Et, à l'égard de mesdames leurs petites filles, filles dudit seigneur duc d'Aumont et de ladite dame Madeleine Fare Le Tellier, mariées, savoir ; Darne Marie Elisabeth d'Aumont[93] à Monsieur de Beringhem[94], premier écuyer de Sa Majesté, et Dame Anne Charlotte Fare d'Aumont[95] à Monsieur le marquis de Créqui[96], à chacune desquelles lesdits seigneur et dame testateurs ont donné, par les contrats de leurs., mariages, trois cent cinquante mille livres, dont a été payé trois cent mille livres, et les autres cinquante mille livres restant dues, que lesdits seigneurs et dame testateurs veulent leur être payses suivant lesdits contrats. Et encore ils donnent et lèguent à chacune desdites dames de Beringhem et de Créqui la somme de cinquante mille livres pour leur être et demeurer propre à' chacune d'elles et aux siens de son côté et ligne, et leur être payée après le décès du survivant et dernier mourant desdits seigneur et dame testateurs.

Au moyen desquelles donations et legs ci-dessus, les parts et portions desdites dames ès successions de ladite dame leur mère et du sieur leur frère[97], décédé depuis ladite dame, demeurent et appartiennent ès successions desdits seigneur et dame testateurs, avec ce qui revient auxdites dames des fruits et revenus desdits droits échus depuis la garde-noble finie[98] par le second mariage dudit seigneur duc d'Aumont15 jusques aux jours de leurs mariages, après la déduction de la dépense de leur entretien.
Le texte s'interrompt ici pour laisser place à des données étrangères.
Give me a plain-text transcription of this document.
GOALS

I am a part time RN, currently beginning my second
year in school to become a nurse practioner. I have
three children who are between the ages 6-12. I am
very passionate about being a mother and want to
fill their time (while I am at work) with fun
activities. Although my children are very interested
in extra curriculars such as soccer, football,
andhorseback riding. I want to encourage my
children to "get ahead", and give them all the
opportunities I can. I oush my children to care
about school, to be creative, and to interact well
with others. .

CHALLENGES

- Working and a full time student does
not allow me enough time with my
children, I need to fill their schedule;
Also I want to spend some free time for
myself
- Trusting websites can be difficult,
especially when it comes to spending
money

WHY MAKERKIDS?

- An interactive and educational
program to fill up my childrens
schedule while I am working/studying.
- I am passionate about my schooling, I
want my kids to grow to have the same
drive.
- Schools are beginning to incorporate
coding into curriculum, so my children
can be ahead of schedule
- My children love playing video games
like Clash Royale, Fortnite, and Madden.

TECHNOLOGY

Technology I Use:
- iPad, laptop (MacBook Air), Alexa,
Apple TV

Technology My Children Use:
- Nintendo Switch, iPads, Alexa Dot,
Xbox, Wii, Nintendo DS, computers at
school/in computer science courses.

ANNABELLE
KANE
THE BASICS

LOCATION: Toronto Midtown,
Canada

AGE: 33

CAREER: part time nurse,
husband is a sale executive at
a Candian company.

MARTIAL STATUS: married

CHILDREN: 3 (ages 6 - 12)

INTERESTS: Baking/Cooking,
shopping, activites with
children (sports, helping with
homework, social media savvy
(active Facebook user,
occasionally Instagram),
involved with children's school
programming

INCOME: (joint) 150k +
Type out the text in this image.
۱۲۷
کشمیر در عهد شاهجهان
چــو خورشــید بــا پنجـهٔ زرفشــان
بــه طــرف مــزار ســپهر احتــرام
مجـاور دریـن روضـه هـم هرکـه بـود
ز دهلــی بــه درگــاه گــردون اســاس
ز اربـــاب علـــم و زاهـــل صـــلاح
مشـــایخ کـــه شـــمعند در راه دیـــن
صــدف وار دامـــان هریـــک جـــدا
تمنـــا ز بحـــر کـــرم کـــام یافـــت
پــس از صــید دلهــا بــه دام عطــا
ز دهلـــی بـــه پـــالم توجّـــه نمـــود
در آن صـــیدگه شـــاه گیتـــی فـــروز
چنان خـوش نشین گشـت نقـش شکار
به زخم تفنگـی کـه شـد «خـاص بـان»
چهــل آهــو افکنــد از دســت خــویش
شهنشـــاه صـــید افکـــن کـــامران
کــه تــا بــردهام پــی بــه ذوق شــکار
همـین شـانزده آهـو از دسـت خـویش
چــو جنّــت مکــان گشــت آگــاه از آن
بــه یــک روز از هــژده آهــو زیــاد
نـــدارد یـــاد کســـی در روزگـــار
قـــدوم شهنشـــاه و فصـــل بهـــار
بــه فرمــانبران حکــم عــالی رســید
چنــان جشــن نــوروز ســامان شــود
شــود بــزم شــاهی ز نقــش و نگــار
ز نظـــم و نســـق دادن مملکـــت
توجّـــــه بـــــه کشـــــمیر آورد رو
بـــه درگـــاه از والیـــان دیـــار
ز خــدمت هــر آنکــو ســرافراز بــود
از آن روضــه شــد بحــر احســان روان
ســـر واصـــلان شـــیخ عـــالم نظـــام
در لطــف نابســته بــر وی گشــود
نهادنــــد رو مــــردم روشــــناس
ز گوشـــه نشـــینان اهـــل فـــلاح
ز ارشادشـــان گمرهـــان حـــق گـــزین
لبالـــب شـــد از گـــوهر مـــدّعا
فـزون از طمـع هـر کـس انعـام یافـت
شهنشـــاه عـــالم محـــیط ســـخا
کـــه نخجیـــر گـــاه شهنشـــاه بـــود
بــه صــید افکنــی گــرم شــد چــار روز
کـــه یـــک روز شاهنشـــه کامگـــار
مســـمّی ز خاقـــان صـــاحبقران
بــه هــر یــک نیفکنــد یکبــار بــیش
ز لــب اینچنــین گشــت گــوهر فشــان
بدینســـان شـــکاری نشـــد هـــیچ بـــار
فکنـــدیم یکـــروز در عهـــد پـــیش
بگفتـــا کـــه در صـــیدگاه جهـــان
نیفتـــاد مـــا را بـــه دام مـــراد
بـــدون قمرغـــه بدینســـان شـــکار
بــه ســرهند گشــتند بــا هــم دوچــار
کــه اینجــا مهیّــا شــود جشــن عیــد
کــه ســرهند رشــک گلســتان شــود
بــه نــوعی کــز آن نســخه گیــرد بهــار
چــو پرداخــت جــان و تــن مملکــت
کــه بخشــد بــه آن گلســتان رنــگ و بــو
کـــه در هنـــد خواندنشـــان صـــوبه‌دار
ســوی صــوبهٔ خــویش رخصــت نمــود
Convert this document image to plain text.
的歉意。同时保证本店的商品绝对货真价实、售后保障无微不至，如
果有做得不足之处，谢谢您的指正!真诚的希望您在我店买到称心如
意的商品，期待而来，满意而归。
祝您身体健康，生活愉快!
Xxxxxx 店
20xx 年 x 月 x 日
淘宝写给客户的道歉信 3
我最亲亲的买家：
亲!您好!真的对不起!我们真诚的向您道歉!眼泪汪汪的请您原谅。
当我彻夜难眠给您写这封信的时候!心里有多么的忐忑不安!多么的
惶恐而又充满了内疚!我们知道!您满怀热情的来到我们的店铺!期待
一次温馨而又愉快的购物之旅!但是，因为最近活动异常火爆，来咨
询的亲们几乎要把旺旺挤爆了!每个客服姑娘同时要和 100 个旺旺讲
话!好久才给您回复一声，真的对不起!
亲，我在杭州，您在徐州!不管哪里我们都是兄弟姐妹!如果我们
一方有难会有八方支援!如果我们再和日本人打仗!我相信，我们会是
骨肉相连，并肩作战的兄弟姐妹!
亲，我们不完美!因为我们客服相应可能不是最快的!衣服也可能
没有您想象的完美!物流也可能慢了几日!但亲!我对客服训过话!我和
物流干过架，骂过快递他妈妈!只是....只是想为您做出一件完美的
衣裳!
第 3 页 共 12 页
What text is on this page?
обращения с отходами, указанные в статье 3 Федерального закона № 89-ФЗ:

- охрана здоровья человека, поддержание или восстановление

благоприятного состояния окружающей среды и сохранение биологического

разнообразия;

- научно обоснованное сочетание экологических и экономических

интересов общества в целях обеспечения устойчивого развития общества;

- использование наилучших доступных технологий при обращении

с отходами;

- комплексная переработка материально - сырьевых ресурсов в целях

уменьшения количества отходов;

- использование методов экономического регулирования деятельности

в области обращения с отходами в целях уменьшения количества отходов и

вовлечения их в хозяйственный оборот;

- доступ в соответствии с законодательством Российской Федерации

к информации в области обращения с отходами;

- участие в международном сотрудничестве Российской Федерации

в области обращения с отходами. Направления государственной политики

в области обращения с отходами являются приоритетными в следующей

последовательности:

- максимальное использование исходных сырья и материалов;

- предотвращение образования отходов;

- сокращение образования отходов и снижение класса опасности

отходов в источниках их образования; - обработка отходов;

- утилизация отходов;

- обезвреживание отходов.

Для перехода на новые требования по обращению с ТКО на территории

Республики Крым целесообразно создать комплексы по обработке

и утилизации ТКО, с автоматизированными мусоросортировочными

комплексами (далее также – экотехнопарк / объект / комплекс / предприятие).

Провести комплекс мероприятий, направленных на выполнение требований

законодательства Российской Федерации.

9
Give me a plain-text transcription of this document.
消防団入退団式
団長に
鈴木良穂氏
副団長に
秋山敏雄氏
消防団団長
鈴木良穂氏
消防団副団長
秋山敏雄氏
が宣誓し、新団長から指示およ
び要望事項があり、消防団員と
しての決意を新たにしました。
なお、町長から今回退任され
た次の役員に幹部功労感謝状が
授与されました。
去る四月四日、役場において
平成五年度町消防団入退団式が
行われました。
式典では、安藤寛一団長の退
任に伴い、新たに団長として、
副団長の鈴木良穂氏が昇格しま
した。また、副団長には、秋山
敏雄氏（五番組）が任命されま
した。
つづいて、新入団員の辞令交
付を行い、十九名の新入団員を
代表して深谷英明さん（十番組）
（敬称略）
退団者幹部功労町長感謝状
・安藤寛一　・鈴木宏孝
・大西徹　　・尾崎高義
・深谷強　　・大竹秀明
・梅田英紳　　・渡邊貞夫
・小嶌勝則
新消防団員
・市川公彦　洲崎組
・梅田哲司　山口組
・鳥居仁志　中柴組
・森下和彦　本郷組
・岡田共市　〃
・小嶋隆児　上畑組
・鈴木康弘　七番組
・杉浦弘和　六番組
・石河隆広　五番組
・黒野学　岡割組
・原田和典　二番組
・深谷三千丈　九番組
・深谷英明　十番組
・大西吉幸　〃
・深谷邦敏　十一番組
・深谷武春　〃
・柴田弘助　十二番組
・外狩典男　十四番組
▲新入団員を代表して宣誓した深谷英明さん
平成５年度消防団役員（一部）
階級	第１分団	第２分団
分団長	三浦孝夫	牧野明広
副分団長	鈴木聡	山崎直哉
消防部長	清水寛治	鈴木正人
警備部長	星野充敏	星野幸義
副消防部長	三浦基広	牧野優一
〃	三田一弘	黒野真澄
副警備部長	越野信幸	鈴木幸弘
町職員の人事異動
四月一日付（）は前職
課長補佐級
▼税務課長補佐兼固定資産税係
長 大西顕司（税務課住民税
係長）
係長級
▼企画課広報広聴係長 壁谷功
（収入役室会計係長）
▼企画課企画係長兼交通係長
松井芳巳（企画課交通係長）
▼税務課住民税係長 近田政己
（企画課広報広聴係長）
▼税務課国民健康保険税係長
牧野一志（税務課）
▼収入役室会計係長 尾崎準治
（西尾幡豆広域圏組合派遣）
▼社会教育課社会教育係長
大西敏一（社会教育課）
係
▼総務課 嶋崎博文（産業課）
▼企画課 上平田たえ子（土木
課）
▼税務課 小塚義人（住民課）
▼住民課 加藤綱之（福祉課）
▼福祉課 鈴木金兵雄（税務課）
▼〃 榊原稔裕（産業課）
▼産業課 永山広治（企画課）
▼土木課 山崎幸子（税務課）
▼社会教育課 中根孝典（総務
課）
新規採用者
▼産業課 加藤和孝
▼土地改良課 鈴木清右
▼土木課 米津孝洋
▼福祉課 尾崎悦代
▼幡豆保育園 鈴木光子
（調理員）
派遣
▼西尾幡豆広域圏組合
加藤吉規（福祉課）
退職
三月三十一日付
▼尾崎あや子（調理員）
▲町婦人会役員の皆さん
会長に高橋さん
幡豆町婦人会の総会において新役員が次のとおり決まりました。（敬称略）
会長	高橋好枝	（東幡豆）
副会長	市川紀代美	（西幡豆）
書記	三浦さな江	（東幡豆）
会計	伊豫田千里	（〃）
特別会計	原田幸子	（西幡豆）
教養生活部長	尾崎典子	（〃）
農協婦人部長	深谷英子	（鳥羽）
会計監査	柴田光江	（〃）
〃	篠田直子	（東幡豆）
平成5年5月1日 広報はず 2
Et, s'il arrivait que lesdites dames ou l'une d'elles prétendissent contester le présent testament, ce que lesdits seigneur et dame testateurs ne croient pas qu'elles fassent puisqu'elles y trouvent un notable avantage, en ce cas lesdits seigneur et dame révoquent ledit legs de cinquante mille livres, qui demeurera nul comme non fait pour celle qui contestera.

Et, à l'égard de messire Louis d'Aumont de Villequier[99], fils aîné dudit seigneur duc d'Aumont et de ladite dame Madeleine Fare Le Tellier, jadis son épouse, reçu en survivance en la charge de premier gentilhomme de la chambre du roi, lesdits seigneur et dame testateurs lui donnent et lèguent, au lieu de ce qui lui revient et appartient ès successions de ladite dame, sa mère, et dudit sieur son frère, décédé depuis ladite dame, et les fruits et revenus desdits droits échus depuis la garde noble finie par le second mariage dudit seigneur duc d'Aumont[100], son père, et jusques au jour du décès du survivant et dernier mourant desdits seigneur et dame testateurs, après la déduction de son entretien, la somme die quatre cent mille livres en deniers comptants, qui seront payés par le seigneur légataire universel, ci-après nommé[101], après le décès dudit survivant et dernier mourant desdits seigneur et dame testateurs. Savoir, deux cent mille livres pour les acquits de pareille somme accordée à Monsieur de Chapes[102], frère consanguin du sieur de Villequier, lorsque ledit sieur de Villequier entrera en possession et jouissance de ladite charge de premier gentilhomme de la chambre de Sa Majesté, de laquelle il est pourvu à la survivance dudit seigneur duc d'Aumont, son père.

A condition de payer lesdits deux cent mille livres audit sieur de Chapes, à quoi lesdits seigneur et dame testateurs se sont obligés en leur nom solidairement par acte du XIXe mars mil six cent quatre vingt un à la décharge dudit sieur de Villequier : sans quoi, ledit seigneur duc d'Aumont, son père, n'aurait point donné sa résignation à condition de survivance. Et d'employer les autres deux cent mille livres au paiement des dettes dont les biens de feu Monsieur le maréchal d'Aumont[103], son aïeul, se trouveront avoir été légitimement chargés, avant la substitution d'iceux faite à son profit par ledit seigneur maréchal d'Aumont. Desquels quatre cent mille livres ledit seigneur légataire universel en paiera l'intérêt audit sieur de Villequier, à raison du denier vingt-cinq[104], jusques à ce que lesdits quatre cent mille livres puissent être employés, ainsi qu'il est ci-dessus exprimé, à compter du décès du survivant et dernier mourant desdits seigneur et dame testateurs.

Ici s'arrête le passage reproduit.